Question

A chemist dissolves 248mg of pure hydrochloric acid in enough water to make up 140mL of solution.Calculate the pH of the solution. Be sure your answer has the correct number of significant digits.

Answer 1

Answer : The pH of the solution is, 1.31

Explanation : Given,

Mass of
`HCl` = 248 mg = 0.248 g (1 mg = 0.001 g)

Volume of solution = 140 mL

Molar mass of
`HCl` = 36.5 g/mole

First we have to calculate the concentration of hydrochloric acid.

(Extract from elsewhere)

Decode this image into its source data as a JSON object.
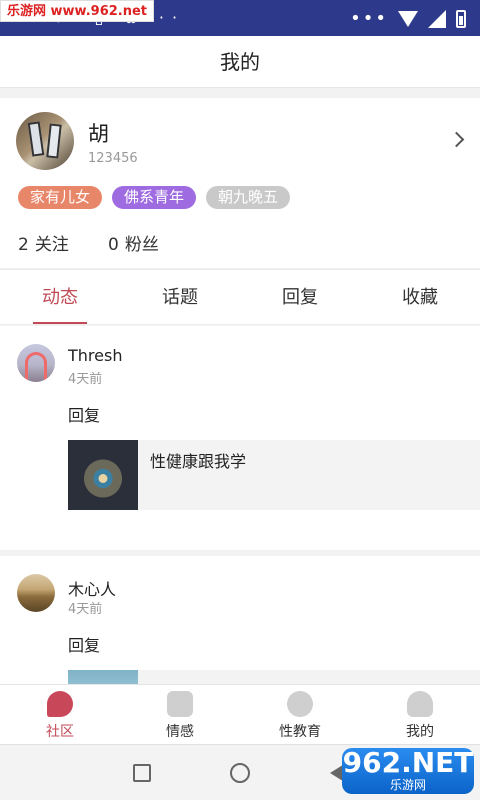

Molarity : It is defined as the number of moles of solute present in one liter of volume of solution.

Formula used :

`\text{Molarity}=\frac{\text{Mass of }HCl* 1000}{\text{Molar mass of }HCl* \text{Volume of solution (in mL)}}`

Now put all the given values in this formula, we get:

`\text{Molarity}=(0.248g* 1000)/(36.5g/mole* 140mL)=0.0485mole/L=0.0485M`

The concentration of HCl is, 0.0485 M

As we know that, HCl dissociates to give hydrogen ion and chloride ion.

The dissociation reaction is:

`HCl\rightarrow H^++Cl^-`

Concentration of HCl = Concentration of H⁺ = Concentration of Cl⁻ = 0.0485 M

Now we have to calculate the pH of the solution.

pH : It is defined as the negative logarithm of hydrogen ion concentration.

Mathematically,

`pH=-\log [H^+]`

`pH=-\log (0.0485)`

`pH=1.31`

Therefore, the pH of the solution is, 1.31